The gut microbiome interacts with host cells to produce various microbial metabolites and maintain gastrointestinal balance. One such metabolic product, known as SCFAs, are formed when dietary fiber undergoes fermentation [43,44]. Propionate production via the succinate pathway is primarily carried out by members of the Bacteroidetes and Firmicutes phyla, while the propanediol pathway involves bacteria from the Lachnospiraceae family [45,46]. Butyrate is produced by species such as Bifidobacteria, Faecalibacterium prausnitzii, Eubacterium rectale, and Eubacterium hallii and Coprococcus [47,48]. The primary acetate-producing bacteria include members of the Bacteroidetes phylum, such as Bacteroides and Prevotella species, as well as Bifidobacterium species and Akkermansia muciniphila [49]. At high concentrations, secreted acetate has been shown to inhibit the growth of E. coli [50].

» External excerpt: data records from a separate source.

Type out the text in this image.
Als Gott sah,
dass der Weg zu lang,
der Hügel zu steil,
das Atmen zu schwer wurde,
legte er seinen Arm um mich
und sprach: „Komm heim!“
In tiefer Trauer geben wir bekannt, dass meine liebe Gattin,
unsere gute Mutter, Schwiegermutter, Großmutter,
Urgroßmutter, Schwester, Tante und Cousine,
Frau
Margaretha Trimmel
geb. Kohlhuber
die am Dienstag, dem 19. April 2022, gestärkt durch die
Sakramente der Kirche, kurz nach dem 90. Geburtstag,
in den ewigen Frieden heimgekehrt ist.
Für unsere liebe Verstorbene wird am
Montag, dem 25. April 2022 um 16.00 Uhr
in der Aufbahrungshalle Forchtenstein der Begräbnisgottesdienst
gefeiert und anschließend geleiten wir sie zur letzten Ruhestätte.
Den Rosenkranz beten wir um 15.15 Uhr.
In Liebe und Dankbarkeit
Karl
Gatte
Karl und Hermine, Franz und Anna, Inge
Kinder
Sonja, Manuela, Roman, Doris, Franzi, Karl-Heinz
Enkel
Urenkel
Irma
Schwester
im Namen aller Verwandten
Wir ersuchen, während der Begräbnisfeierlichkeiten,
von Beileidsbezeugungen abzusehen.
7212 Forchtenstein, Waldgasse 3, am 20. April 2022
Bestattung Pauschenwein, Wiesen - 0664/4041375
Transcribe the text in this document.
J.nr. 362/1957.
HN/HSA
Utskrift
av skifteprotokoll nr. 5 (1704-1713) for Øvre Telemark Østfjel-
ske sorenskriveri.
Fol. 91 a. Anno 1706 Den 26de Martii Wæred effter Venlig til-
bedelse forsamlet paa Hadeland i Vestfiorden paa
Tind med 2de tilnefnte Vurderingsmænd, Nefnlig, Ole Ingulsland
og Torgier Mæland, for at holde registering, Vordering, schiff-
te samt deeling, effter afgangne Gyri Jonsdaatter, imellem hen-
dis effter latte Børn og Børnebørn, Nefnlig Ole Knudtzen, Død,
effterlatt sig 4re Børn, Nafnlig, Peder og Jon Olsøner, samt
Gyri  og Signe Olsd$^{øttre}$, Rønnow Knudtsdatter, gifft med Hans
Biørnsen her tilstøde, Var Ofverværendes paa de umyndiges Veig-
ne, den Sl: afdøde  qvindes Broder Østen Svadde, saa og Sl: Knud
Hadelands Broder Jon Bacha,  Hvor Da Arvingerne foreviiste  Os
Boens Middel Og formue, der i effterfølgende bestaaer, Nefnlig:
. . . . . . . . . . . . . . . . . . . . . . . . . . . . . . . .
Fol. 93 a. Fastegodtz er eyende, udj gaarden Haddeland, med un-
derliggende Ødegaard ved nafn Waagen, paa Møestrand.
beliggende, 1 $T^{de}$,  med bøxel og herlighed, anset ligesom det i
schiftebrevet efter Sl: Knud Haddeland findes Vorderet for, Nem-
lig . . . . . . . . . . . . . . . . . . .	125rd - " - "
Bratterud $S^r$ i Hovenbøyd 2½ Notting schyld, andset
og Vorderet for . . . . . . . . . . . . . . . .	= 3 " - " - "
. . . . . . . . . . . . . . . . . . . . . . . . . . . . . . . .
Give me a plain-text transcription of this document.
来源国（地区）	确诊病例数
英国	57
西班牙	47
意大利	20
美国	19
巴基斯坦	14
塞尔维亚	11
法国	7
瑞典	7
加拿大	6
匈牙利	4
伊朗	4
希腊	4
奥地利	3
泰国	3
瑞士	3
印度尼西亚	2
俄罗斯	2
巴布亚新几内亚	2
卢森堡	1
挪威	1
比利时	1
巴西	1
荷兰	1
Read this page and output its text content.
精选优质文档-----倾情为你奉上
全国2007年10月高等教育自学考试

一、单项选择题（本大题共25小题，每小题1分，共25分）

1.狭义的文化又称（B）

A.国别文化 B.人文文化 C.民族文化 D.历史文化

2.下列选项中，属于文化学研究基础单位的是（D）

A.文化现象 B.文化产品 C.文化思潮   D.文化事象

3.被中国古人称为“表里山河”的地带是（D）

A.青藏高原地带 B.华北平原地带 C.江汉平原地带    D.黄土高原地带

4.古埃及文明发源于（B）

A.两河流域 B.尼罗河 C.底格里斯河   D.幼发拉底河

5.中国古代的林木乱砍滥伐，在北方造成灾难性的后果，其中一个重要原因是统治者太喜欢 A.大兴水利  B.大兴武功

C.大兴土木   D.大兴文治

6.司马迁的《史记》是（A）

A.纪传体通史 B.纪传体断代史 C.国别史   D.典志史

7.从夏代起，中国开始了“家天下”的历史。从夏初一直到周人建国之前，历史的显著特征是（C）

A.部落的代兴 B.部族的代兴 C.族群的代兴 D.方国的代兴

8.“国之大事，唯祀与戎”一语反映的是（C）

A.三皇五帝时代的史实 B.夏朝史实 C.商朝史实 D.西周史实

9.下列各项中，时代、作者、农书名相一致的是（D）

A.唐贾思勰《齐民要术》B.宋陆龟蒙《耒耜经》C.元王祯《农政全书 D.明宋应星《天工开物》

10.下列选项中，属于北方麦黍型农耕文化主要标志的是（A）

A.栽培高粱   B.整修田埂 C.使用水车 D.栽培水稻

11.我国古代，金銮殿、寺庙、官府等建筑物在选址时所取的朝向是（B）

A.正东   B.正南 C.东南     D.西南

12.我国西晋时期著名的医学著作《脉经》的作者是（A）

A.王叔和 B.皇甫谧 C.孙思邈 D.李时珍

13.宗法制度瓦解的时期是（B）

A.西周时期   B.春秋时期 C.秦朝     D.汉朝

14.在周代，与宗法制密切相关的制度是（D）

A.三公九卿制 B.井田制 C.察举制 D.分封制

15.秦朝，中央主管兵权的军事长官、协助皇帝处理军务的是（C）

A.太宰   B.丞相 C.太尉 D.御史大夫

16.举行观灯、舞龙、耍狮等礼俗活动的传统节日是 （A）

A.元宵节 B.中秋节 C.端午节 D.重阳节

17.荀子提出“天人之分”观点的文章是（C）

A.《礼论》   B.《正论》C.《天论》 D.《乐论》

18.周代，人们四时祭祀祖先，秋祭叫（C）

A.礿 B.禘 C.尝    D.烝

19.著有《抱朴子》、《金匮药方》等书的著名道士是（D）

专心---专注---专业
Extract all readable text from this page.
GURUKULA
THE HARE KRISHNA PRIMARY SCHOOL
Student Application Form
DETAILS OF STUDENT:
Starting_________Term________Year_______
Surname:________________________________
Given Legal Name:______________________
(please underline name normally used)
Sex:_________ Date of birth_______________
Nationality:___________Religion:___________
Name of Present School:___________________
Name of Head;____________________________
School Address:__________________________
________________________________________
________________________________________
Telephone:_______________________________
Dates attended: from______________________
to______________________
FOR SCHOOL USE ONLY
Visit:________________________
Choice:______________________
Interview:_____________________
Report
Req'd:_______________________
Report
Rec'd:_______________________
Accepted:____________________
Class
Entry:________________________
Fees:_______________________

SCFAs, such as acetate, propionate, and butyrate, are essential bacterial byproducts generated when gut microbiota metabolize indigestible carbohydrates in the large intestine. These microbial metabolites are vital for sustaining gut homeostasis and have become a major research focus in IBD investigations. Contemporary research has elucidated multiple pathways through which SCFAs modulate IBD development. They strengthen the gut barrier by increasing tight-junction protein expression and promoting mucin secretion, which limits pathogenic invasion and mitigates IBD-related inflammatory responses [51,52]. These metabolites also interact with G protein-coupled receptors (GPCRs), such as GPR41, GPR43, and GPR109A, leading to anti-inflammatory effects. Furthermore, SCFAs act as histone deacetylase (HDAC) inhibitors, suppressing TLR4 expression, enhancing the differentiation of regulatory T cells (Tregs), and inducing the secretion of anti-inflammatory cytokines such as IL-10, which are essential for mitigating intestinal inflammation in IBD [53]. The presence of SCFAs also influences the diversity and stability of the gut microbiota. Alterations in SCFA concentrations can impact microbial balance, potentially exacerbating or alleviating IBD symptoms [54].
In our study, significantly lower levels of butyrate, acetate, and propionate were observed in patients with IBD, with the reduction particularly associated with active disease. This suggests a potential role for these SCFAs in intestinal inflammation. The meta-analysis demonstrated that the decrease in fecal butyrate concentration was more pronounced in patients with active IBD, indicating a possible link between disease activity and impaired SCFA metabolism, specifically in terms of butyrate production or utilization. Multiple studies and meta-analyses have reported significantly reduced butyrate levels in patients with IBD, especially during the active phases of the disease [55,56,57]. This supports the notion that active inflammation may be closely associated with decreased butyrate production or increased consumption, potentially due to an altered gut microbiota composition or impaired colonic absorption [58,59].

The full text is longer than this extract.